>>8015976Yeah none of those things collapsed Germany, and conflict between factions has been common in pretty much every single empire ever including ones that lasted for centuries. All of the Communist countries also had their own factional battles. The Night of the Long Knives in particular is a classic example of a post-revolutionary purge where the various destabilising and unreliable disparate elements are removed now the new regime has established itself and wants to fill it's ranks with loyalists and the more stable 'normal' people that had too much to lose in throwing in with a revolution initially (like wealth, prestige, family, property which, along with your life are things failed revolutionaries usually lose). There is a reason the bulk of early extremist revolutionaries (vanguardism) and supporters usually have less to lose and far more to gain so are more likely to take the risk. These people are great for providing that early muscle but must be removed after success has been achieved. Hard to run your newly reformed Safavid Persian Empire with your Messianic Military Order of Qizilbash and other assorted tribesmen keep running around slaughtering people when you should be stabilising things.
As a Communist, you should fully understand and appreciate the mechanisms of revolution, vanguardism and purges. I mean come on, Russia's moustache man was the king of them, even though he may have gone a bit far in the perpetual nature of it.
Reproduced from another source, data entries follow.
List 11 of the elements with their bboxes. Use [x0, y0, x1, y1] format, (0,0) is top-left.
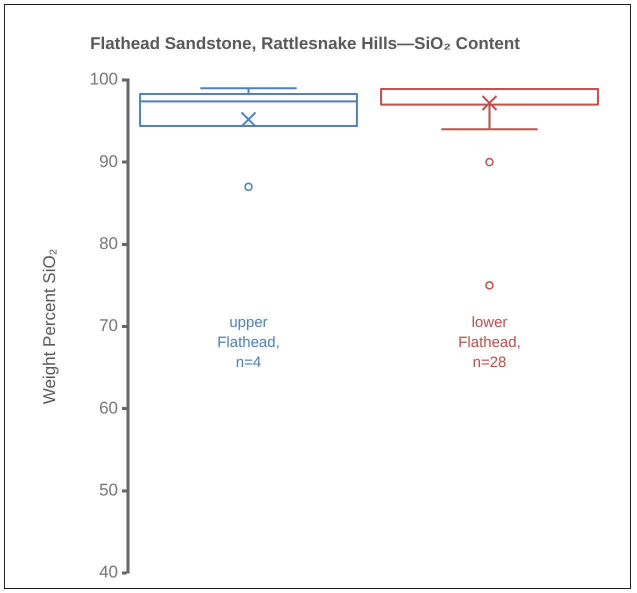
x-tick-label: upper Flathead, n=4: [217, 314, 280, 372]
y-tick-label: 40: [99, 562, 118, 582]
y-tick-label: 50: [99, 480, 118, 500]
y-axis-title: Weight Percent SiO₂: [40, 248, 59, 404]
x-tick-label: lower Flathead, n=28: [458, 314, 521, 372]
y-tick-label: 100: [90, 70, 118, 89]
y-tick-label: 90: [99, 152, 118, 171]
chart-title: Flathead Sandstone, Rattlesnake Hills—SiO₂ Content: [90, 34, 520, 53]
y-tick-label: 70: [99, 316, 118, 336]
y-tick-label: 80: [99, 234, 118, 254]
y-tick-label: 60: [99, 398, 118, 418]
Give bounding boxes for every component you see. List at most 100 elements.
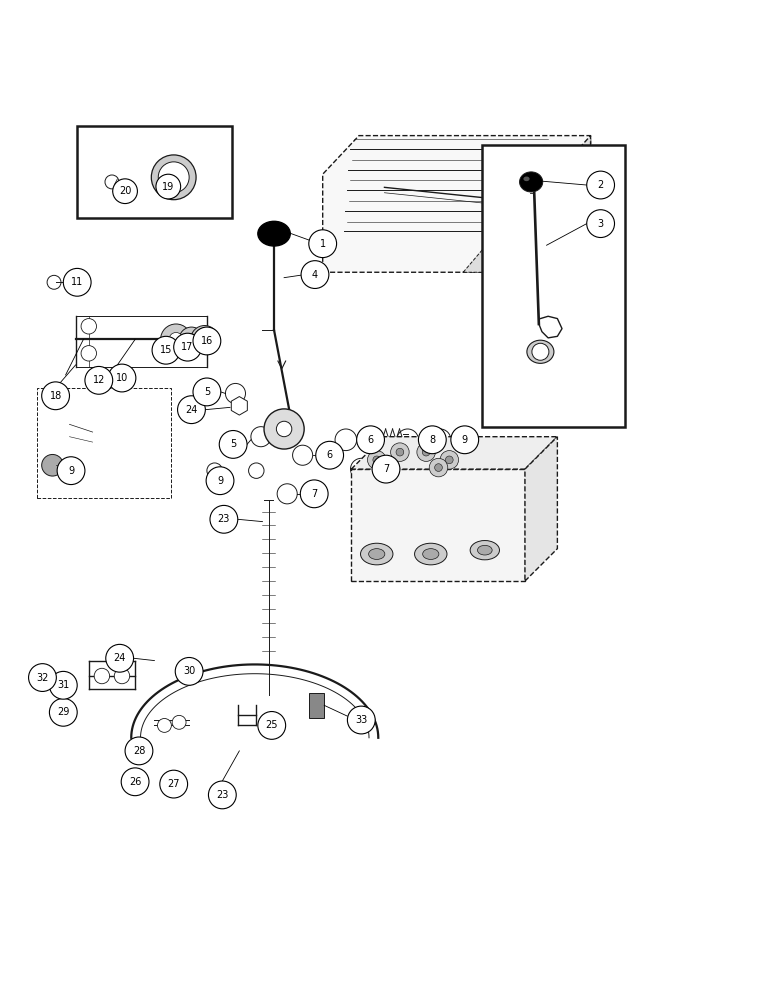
Circle shape: [372, 455, 400, 483]
Circle shape: [417, 443, 435, 461]
Text: 10: 10: [116, 373, 128, 383]
Circle shape: [207, 463, 222, 478]
Circle shape: [219, 431, 247, 458]
Circle shape: [391, 443, 409, 461]
Circle shape: [106, 644, 134, 672]
Polygon shape: [323, 136, 591, 272]
Bar: [482, 145, 625, 427]
Circle shape: [206, 467, 234, 495]
Circle shape: [264, 409, 304, 449]
Circle shape: [258, 712, 286, 739]
Circle shape: [125, 737, 153, 765]
Text: 9: 9: [217, 476, 223, 486]
Text: 20: 20: [119, 186, 131, 196]
Ellipse shape: [523, 177, 530, 181]
Circle shape: [396, 448, 404, 456]
Text: 16: 16: [201, 336, 213, 346]
Circle shape: [49, 671, 77, 699]
Circle shape: [158, 162, 189, 193]
Text: 30: 30: [183, 666, 195, 676]
Circle shape: [367, 451, 386, 469]
Circle shape: [277, 484, 297, 504]
Ellipse shape: [527, 340, 554, 363]
Text: 15: 15: [160, 345, 172, 355]
Circle shape: [429, 458, 448, 477]
Circle shape: [276, 421, 292, 437]
Circle shape: [179, 327, 204, 352]
Circle shape: [377, 458, 395, 477]
Circle shape: [47, 275, 61, 289]
Text: 2: 2: [598, 180, 604, 190]
Polygon shape: [463, 236, 591, 272]
Circle shape: [49, 698, 77, 726]
Circle shape: [335, 429, 357, 451]
Text: 29: 29: [57, 707, 69, 717]
Text: 6: 6: [327, 450, 333, 460]
Circle shape: [316, 441, 344, 469]
Ellipse shape: [361, 543, 393, 565]
Ellipse shape: [258, 221, 290, 246]
Circle shape: [105, 175, 119, 189]
Text: 17: 17: [181, 342, 194, 352]
Text: 23: 23: [216, 790, 229, 800]
Circle shape: [309, 230, 337, 258]
Text: 27: 27: [168, 779, 180, 789]
Circle shape: [178, 396, 205, 424]
Circle shape: [382, 464, 390, 471]
Circle shape: [157, 718, 171, 732]
Polygon shape: [556, 214, 591, 272]
Circle shape: [198, 333, 211, 346]
Circle shape: [161, 324, 191, 355]
Text: 33: 33: [355, 715, 367, 725]
Circle shape: [29, 664, 56, 691]
Ellipse shape: [151, 155, 196, 200]
Ellipse shape: [477, 545, 493, 555]
Circle shape: [301, 261, 329, 288]
Circle shape: [210, 505, 238, 533]
Circle shape: [357, 426, 384, 454]
Polygon shape: [525, 437, 557, 581]
Text: 12: 12: [93, 375, 105, 385]
Circle shape: [160, 770, 188, 798]
Text: 9: 9: [68, 466, 74, 476]
Circle shape: [451, 426, 479, 454]
Text: 6: 6: [367, 435, 374, 445]
Circle shape: [429, 429, 451, 451]
Circle shape: [113, 179, 137, 204]
Text: 1: 1: [320, 239, 326, 249]
Ellipse shape: [520, 172, 543, 192]
Text: 7: 7: [311, 489, 317, 499]
Circle shape: [251, 427, 271, 447]
Bar: [77, 126, 232, 218]
Circle shape: [85, 366, 113, 394]
Circle shape: [156, 174, 181, 199]
Ellipse shape: [415, 543, 447, 565]
Circle shape: [191, 326, 218, 353]
Text: 24: 24: [113, 653, 126, 663]
Circle shape: [249, 463, 264, 478]
Circle shape: [532, 343, 549, 360]
Circle shape: [174, 333, 201, 361]
Circle shape: [350, 458, 372, 480]
Polygon shape: [351, 469, 525, 581]
Circle shape: [169, 332, 183, 346]
Text: 24: 24: [185, 405, 198, 415]
Circle shape: [114, 668, 130, 684]
Text: 31: 31: [57, 680, 69, 690]
Circle shape: [63, 268, 91, 296]
Circle shape: [397, 429, 418, 451]
Text: 8: 8: [429, 435, 435, 445]
Circle shape: [208, 781, 236, 809]
Circle shape: [293, 445, 313, 465]
Circle shape: [422, 448, 430, 456]
Ellipse shape: [423, 549, 438, 559]
Polygon shape: [351, 437, 557, 469]
Circle shape: [175, 657, 203, 685]
Circle shape: [186, 334, 197, 345]
Circle shape: [445, 456, 453, 464]
Circle shape: [81, 319, 96, 334]
Text: 18: 18: [49, 391, 62, 401]
Text: 28: 28: [133, 746, 145, 756]
Text: 7: 7: [383, 464, 389, 474]
Circle shape: [435, 464, 442, 471]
Also the 1944 genocidal stuff was about conserving resources and attempting to cover up war crimes by just liquidating everyone that was a problematic group that otherwise had to be guarded and fed (manpower and resources that could be used in the war effort). If liberated they would provide fierce opponents of the regime (which they certainly didn't need more of) and evidence of their actions, or at least they would have if Stalin hadn't declared anyone who was captured a traitor and had them shot or Siberia-ed.